Die Michigan Wolverines haben im United Center von Chicago ein Basketball-Massaker veranstaltet: 95:62 gegen Tennessee, und plötzlich steht Aday Mara als erster Spanier überhaupt in der Final Four der NCAA. 2,21 m, 20 Jahre, Aragón – ein Name, den Indianapolis nicht mehr vergessen wird.

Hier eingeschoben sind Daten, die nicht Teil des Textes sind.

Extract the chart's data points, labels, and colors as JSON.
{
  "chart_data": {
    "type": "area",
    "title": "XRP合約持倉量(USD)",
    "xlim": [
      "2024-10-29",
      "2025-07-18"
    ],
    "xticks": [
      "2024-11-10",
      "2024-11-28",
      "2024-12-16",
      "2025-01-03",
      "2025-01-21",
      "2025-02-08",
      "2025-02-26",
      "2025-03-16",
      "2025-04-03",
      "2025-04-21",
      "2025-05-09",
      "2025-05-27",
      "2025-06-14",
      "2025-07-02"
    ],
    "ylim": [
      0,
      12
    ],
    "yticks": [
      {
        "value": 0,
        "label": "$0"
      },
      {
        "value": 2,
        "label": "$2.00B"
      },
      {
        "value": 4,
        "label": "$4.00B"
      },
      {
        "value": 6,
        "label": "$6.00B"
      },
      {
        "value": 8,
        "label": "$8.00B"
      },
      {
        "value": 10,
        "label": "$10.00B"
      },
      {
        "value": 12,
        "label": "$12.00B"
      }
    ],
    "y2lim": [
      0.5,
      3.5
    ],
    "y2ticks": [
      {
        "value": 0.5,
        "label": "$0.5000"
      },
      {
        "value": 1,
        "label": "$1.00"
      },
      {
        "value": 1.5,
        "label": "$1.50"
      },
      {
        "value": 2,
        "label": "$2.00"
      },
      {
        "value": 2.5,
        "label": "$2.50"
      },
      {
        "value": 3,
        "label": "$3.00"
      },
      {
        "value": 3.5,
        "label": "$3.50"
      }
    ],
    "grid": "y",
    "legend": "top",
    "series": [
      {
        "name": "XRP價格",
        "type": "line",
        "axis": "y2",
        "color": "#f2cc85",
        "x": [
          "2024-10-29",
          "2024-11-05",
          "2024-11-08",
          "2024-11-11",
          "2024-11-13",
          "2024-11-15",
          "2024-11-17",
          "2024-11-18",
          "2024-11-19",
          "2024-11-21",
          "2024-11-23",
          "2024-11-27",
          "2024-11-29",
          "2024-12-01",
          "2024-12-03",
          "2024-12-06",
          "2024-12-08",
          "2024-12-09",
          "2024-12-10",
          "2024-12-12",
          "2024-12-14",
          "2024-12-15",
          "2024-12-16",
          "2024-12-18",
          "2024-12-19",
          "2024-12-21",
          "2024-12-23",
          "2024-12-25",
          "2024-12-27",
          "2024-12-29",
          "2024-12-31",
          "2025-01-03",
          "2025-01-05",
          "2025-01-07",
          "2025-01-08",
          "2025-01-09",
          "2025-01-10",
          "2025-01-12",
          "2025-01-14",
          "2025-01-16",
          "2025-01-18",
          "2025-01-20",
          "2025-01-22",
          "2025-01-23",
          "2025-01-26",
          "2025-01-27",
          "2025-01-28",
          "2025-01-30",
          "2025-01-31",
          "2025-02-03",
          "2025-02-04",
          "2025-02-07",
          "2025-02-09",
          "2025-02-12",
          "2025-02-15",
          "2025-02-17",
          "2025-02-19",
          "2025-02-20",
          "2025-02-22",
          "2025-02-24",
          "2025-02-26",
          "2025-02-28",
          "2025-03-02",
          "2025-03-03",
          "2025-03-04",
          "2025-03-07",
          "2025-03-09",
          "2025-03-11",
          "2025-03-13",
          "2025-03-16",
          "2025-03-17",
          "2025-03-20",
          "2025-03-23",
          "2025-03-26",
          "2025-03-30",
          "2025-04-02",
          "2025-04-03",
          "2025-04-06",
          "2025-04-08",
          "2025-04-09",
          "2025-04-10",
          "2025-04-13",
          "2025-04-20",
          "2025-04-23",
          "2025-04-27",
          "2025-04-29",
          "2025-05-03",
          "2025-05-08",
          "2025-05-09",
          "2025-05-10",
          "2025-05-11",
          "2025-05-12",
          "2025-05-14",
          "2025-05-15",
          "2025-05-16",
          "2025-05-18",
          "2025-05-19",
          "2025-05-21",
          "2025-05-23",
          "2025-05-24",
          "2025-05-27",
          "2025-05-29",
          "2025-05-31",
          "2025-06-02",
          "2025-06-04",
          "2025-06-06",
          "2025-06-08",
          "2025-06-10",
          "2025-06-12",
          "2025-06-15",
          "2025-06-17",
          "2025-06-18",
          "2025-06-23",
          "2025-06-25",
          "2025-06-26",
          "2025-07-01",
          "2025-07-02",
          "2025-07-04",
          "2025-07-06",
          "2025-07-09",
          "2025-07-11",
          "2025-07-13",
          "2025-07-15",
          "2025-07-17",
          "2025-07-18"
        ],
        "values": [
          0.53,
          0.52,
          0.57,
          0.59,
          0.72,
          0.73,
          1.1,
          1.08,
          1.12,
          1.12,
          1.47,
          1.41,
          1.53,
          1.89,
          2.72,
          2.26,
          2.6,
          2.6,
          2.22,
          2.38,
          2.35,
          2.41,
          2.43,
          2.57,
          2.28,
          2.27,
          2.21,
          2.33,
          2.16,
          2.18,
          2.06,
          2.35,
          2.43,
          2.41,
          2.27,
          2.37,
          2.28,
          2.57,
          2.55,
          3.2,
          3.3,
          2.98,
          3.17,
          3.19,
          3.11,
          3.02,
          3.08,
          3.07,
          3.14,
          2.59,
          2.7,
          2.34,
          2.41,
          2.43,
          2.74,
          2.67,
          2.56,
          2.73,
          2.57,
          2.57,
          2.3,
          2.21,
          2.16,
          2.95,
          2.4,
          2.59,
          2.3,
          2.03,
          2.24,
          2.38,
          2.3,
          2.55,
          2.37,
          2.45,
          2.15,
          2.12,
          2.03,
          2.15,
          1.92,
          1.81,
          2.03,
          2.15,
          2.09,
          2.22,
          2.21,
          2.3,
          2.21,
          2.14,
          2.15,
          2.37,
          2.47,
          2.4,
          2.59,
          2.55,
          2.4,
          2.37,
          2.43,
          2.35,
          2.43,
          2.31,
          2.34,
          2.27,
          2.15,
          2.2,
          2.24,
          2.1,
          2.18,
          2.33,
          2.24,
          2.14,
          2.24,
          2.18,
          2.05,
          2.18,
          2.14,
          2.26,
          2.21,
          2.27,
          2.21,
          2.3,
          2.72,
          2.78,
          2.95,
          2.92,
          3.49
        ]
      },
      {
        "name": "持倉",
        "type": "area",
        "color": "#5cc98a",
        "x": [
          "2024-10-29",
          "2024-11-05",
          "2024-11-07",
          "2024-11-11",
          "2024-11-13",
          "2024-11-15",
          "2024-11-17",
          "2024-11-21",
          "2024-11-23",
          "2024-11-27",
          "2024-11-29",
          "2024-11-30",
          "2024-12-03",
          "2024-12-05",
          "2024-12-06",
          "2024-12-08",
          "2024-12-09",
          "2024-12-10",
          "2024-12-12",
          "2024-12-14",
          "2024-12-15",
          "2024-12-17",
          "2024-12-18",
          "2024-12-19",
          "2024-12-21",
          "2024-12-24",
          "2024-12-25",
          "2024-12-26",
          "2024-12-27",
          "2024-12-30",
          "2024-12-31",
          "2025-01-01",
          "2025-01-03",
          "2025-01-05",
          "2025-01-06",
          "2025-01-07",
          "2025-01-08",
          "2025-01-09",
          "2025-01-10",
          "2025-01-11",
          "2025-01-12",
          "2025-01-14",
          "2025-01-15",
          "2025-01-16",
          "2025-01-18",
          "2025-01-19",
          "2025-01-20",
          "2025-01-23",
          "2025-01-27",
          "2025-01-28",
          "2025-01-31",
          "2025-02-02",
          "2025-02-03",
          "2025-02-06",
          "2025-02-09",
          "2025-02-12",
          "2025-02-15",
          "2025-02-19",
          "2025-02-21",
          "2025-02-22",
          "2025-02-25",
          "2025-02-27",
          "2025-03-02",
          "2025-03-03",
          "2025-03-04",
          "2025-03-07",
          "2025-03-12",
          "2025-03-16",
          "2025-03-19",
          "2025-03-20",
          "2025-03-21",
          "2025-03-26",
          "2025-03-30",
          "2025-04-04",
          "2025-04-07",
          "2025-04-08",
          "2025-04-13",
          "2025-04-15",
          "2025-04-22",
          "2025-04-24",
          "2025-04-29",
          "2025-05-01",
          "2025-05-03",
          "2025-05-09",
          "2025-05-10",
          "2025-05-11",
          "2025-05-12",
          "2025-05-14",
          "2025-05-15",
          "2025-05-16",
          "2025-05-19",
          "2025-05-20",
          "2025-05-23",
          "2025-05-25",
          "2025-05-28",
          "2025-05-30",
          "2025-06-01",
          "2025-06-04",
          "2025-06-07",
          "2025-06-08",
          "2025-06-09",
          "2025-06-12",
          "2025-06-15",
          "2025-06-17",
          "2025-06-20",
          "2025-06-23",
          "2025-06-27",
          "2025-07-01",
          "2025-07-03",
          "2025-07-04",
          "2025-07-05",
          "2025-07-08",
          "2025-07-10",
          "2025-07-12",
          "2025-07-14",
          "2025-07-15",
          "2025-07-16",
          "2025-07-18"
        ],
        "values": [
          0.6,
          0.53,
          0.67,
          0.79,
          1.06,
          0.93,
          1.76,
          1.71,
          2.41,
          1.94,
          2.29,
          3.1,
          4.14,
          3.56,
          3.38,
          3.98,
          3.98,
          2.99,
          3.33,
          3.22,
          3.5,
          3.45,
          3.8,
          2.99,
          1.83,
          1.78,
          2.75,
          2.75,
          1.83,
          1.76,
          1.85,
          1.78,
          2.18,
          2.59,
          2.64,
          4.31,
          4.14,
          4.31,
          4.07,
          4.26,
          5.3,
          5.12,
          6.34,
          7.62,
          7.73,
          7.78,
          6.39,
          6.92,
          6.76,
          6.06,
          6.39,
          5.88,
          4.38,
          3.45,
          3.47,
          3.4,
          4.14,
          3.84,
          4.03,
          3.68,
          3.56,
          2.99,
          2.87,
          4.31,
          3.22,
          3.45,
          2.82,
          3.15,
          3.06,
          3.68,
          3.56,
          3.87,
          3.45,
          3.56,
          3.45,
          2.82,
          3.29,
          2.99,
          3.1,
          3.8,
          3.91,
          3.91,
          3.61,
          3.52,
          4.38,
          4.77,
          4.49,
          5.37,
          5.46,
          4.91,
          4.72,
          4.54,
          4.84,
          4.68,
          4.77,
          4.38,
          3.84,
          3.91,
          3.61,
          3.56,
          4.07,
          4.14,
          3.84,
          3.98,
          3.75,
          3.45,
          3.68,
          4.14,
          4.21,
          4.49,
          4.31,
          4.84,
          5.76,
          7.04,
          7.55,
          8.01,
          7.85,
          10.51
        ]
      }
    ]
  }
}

Mara blockt, lendeborg läutet

Während der 18 Minuten, die der Riese auf dem Park bleibt, bebt der Boden. Drei Korbleger verwandelt, ein Dreier sitzt, zwei Freiwürfe sind rein – und dann die Defensiv-Wand: zwei Blocks, ein Steal, vier Rebounds. Die Bulls-Arena tobt, weil sie erkennt: Mit 14 Punkten Vorsprung beim Stand von 57:43 flüstert selbst der Coach „Genug“, doch Mara hat nur vier Fouls geschenkt – und diese Statistik schickt ihn früh unter die Dusche.

Doch Michigan hat einen zweiten Helden. Yaxel Lendeborg jagt 27 Punkte, 7 Rebounds, 4 Assists durch die gegnerische Zone. Er ist der Grund, warum die Volunteers nach dem Seitenwechsel nur noch Luft holen, um zu husten. Das 48:25 in Halbzeit zwei ist pure Demontage.

Die 1989-falle und der favorit arizona

Die 1989-falle und der favorit arizona

Es ist der zweite Final-Four-Einzug seit 2018, doch die Trophäe wartet seit 35 Jahren im Regal. Sieben verlorene Endspiele, das letzte gegen Villanova, nagt noch. Nun droht Arizona – ein Team, das in jedem Mock-Turnier ganz oben steht. Die Wildcats haben Tempo, Tiefe und den Glauben, dass dies ihr Jahr ist.

Die Bilanz spricht für sich: Michigan trifft 52 % aus dem Feld, verwandelt 11 Dreier, erzwingt 18 Tennessee-Ballverluste. Die Defense erlaubt nur 34 % Feldwurfquote der Gegner – eine Zahl, die selbst analytische Dauerfeuer nicht mehr retten kann.

Die Rechnung ist einfach: Stoppt Michigan weiter so, ist der Titel plötzlich greifbar. Lässt es die Intensität sinken, wird Arizona den Traum in Indianapolis beerdigen. Am 6. April entscheidet sich im Lucas Oil Stadium, ob Maras historisches Ticket auch die Titelfeier beinhaltet – oder ob 1989 weiter die einzige Erinnerung bleibt.